Há uma indisfarçável sensação de estarmos diante de um script Frankenstein, termo usado por guionistas para definir processos de escrita que juntam núcleos dramatúrgicos que não conseguem ligação. O problema central: a longa-metragem aparenta ser um filme catástrofe sobre uma invasão de dinossauros nas grandes cidades, mas também aparenta ser um filme sobre uma menina clone, Maisie (Isabella Sermon), que quer entender de onde vem e para que existe. E também aparenta ser uma reflexão nas franjas da Epistemologia sobre o mau uso da Ciência, expresso na criação do que aparentam ser os reais monstros a serem debelados: gafanhotos gigantes (o que não faz sentido algum, quando há tiranossauros e raptors!). E ainda tem um enredo à la “Indiana Jones” sobre o regresso do Dr. Alan Grant (Sam Neill) e o seu talvez romance com a Dra. Ellie (Laura Dern). Ou seja, é uma salganhada, que só não descaba totalmente para a inverosimilhança, ameaçando a suspensão da descrença, porque Trevorrow injeta baldes e mais baldes de tensão nas nossas veias. Ah… e sempre que Jeff Goldblum surge em cena, esbanjando carisma e visivelmente não levando nada daquilo a sério, reina o bom humor.
O que existe para ser entendido aí: os esforços de se recriar a presença dos dinossauros na Terra foram cooptados por uma empresa que deseja usar o seu material genético a fim de controlar uma série de atividades económicas no planeta. A criação dos (ridículos) gafanhotos gigantes são uma maneira de aumentar a fome no planeta e oferecer aos agricultores arruinados um tipo específico de sementes. Isso é uma premissa à moda do Dr. Silvana (o inimigo de Shazam nas BDs, que virou sinónimo de parvoíce) ou à moda Dr. Evil, némesis de Austin Powers.

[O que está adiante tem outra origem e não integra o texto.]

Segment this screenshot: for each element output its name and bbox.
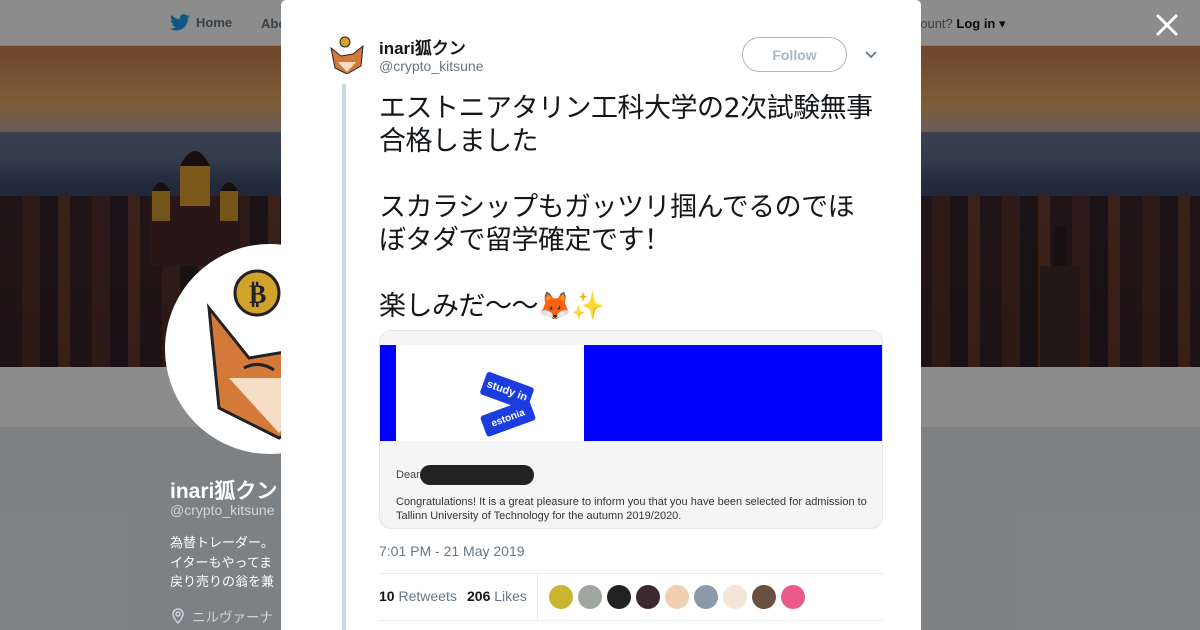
chevron-down-icon[interactable] — [863, 47, 879, 63]
tweet-media-image[interactable]: study in estonia Dear Congratulations! I… — [379, 330, 883, 529]
thread-line — [342, 84, 346, 630]
letter-body: Congratulations! It is a great pleasure … — [396, 496, 867, 522]
tweet-timestamp[interactable]: 7:01 PM - 21 May 2019 — [379, 543, 525, 559]
profile-handle: @crypto_kitsune — [170, 502, 275, 518]
tweet-author-handle[interactable]: @crypto_kitsune — [379, 58, 483, 74]
letter-logo-area: study in estonia — [396, 345, 584, 441]
profile-name: inari狐クン — [170, 480, 278, 503]
stats-divider — [537, 574, 538, 621]
redacted-name — [420, 465, 534, 485]
estonia-logo: estonia — [479, 398, 537, 438]
liker-avatar[interactable] — [665, 585, 689, 609]
tweet-author-name[interactable]: inari狐クン — [379, 34, 466, 59]
tweet-stats: 10 Retweets 206 Likes — [379, 573, 883, 621]
liker-avatars — [549, 585, 805, 609]
retweet-count[interactable]: 10 Retweets — [379, 588, 457, 604]
fox-avatar-small — [327, 34, 367, 74]
close-icon[interactable] — [1154, 12, 1180, 38]
liker-avatar[interactable] — [694, 585, 718, 609]
location-pin-icon — [172, 608, 184, 624]
location-label: ニルヴァーナ — [192, 610, 273, 625]
liker-avatar[interactable] — [636, 585, 660, 609]
liker-avatar[interactable] — [752, 585, 776, 609]
tweet-author-avatar[interactable] — [327, 34, 367, 74]
liker-avatar[interactable] — [723, 585, 747, 609]
svg-text:₿: ₿ — [249, 280, 266, 310]
tweet-modal: inari狐クン @crypto_kitsune Follow エストニアタリン… — [281, 0, 921, 630]
liker-avatar[interactable] — [578, 585, 602, 609]
like-count[interactable]: 206 Likes — [467, 588, 527, 604]
letter-salutation: Dear — [396, 469, 420, 481]
liker-avatar[interactable] — [781, 585, 805, 609]
liker-avatar[interactable] — [549, 585, 573, 609]
follow-button[interactable]: Follow — [742, 37, 847, 72]
profile-bio: 為替トレーダー。 イターもやってま 戻り売りの翁を兼 — [170, 535, 275, 589]
tweet-text: エストニアタリン工科大学の2次試験無事合格しました スカラシップもガッツリ掴んで… — [379, 93, 873, 322]
profile-location: ニルヴァーナ — [170, 606, 273, 626]
liker-avatar[interactable] — [607, 585, 631, 609]
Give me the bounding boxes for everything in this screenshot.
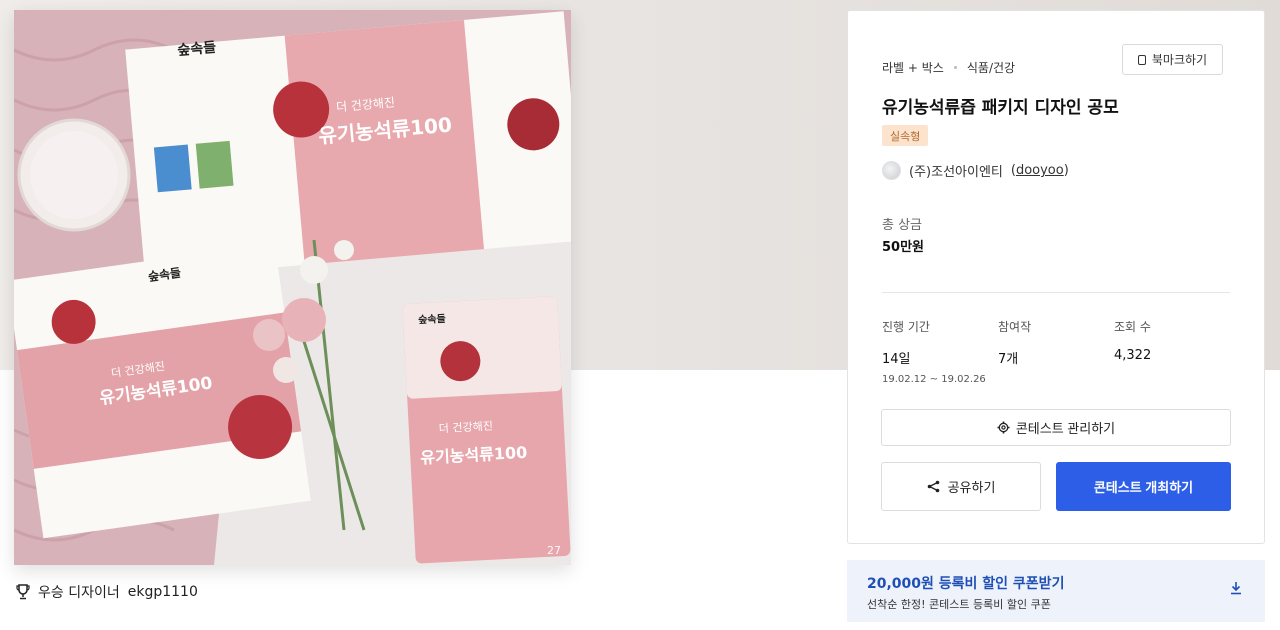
manage-contest-label: 콘테스트 관리하기 xyxy=(1015,421,1116,436)
host-id-link[interactable]: dooyoo xyxy=(1016,163,1064,178)
period-label: 진행 기간 xyxy=(882,320,930,334)
trophy-icon xyxy=(16,584,30,600)
plan-badge: 실속형 xyxy=(882,125,929,146)
coupon-title: 20,000원 등록비 할인 쿠폰받기 xyxy=(867,576,1065,592)
divider xyxy=(882,292,1230,293)
share-button[interactable]: 공유하기 xyxy=(881,462,1041,511)
bookmark-label: 북마크하기 xyxy=(1151,53,1208,67)
svg-text:숲속들: 숲속들 xyxy=(177,40,217,59)
contest-title: 유기농석류즙 패키지 디자인 공모 xyxy=(882,98,1119,118)
svg-text:더 건강해진: 더 건강해진 xyxy=(438,419,493,436)
coupon-banner[interactable]: 20,000원 등록비 할인 쿠폰받기 선착순 한정! 콘테스트 등록비 할인 … xyxy=(847,560,1265,622)
product-photo: 더 건강해진 유기농석류100 숲속들 더 건강해진 유기농석류100 숲속들 xyxy=(14,10,571,565)
host-avatar xyxy=(882,161,901,180)
breadcrumb-separator xyxy=(953,66,957,69)
host-contest-button[interactable]: 콘테스트 개최하기 xyxy=(1056,462,1231,511)
winner-designer[interactable]: ekgp1110 xyxy=(128,584,198,600)
views-value: 4,322 xyxy=(1114,348,1152,363)
prize-label: 총 상금 xyxy=(882,218,923,233)
bookmark-icon xyxy=(1137,54,1146,65)
stat-views: 조회 수 4,322 xyxy=(1114,318,1151,363)
views-label: 조회 수 xyxy=(1114,320,1151,334)
category-label-box[interactable]: 라벨 + 박스 xyxy=(882,59,944,76)
manage-contest-button[interactable]: 콘테스트 관리하기 xyxy=(881,409,1231,446)
host-name: (주)조선아이엔티 xyxy=(909,165,1003,180)
winner-label: 우승 디자이너 xyxy=(38,585,120,601)
contest-main-image[interactable]: 더 건강해진 유기농석류100 숲속들 더 건강해진 유기농석류100 숲속들 xyxy=(14,10,571,565)
stat-entries: 참여작 7개 xyxy=(998,318,1031,367)
download-icon[interactable] xyxy=(1229,580,1243,596)
breadcrumb: 라벨 + 박스 식품/건강 xyxy=(882,59,1015,76)
gear-icon xyxy=(997,421,1010,434)
bookmark-button[interactable]: 북마크하기 xyxy=(1122,44,1223,75)
prize-value: 50만원 xyxy=(882,240,925,255)
entries-value: 7개 xyxy=(998,352,1019,367)
coupon-subtitle: 선착순 한정! 콘테스트 등록비 할인 쿠폰 xyxy=(867,598,1051,611)
share-label: 공유하기 xyxy=(947,480,996,495)
period-value: 14일 xyxy=(882,352,911,367)
contest-info-card: 라벨 + 박스 식품/건강 북마크하기 유기농석류즙 패키지 디자인 공모 실속… xyxy=(847,10,1265,544)
period-dates: 19.02.12 ~ 19.02.26 xyxy=(882,374,986,385)
category-food-health[interactable]: 식품/건강 xyxy=(967,59,1015,76)
winner-info: 우승 디자이너 ekgp1110 xyxy=(16,582,198,602)
stat-period: 진행 기간 14일 19.02.12 ~ 19.02.26 xyxy=(882,318,986,385)
entries-label: 참여작 xyxy=(998,320,1032,334)
image-counter: 27 xyxy=(547,544,561,557)
host-info: (주)조선아이엔티 (dooyoo) xyxy=(882,161,1069,180)
svg-text:숲속들: 숲속들 xyxy=(418,313,446,326)
share-icon xyxy=(927,480,939,493)
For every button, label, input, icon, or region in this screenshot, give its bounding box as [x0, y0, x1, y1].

O que dá um pouco de credibilidade a isto é a atuação (surpreendente) de Campbell Scott no papel do capitalista que rege este teatro de marionetes genéticas.
No palco, voltam em cena o casal Claire (Bryce Dallas Howard, precisa) e Owen Grady (o vulcão Chris Pratt, capaz de vender gelo a esquimós com o seu carisma) e os paleontólogos Ellie e Grant. Ele, em especial, chega como um herói, bem lapidado na sabedoria de Sam Neill a brincar ao Harrison Ford. Claire e Grady querem salvar Maisie. Ellie e Grant querem parar aquela brincadeira demiúrgica que ameaça a preservação das espécies. E Goldblum… Esse quer troçar com tudo e todos e vale por si só o bilhete.
Na construção das sequências de ação, Trevorrow não erra e existem perseguições que fritam os nervos do público. A presença heroica de DeWanda Wise, no papel da piloto Kayla Watts, também sustenta a atmosfera de matiné desta longa-metragem, que se transforma numa montanha-russa com a montagem de Mark Sanger. Pena é que o guião soe tão desconexo.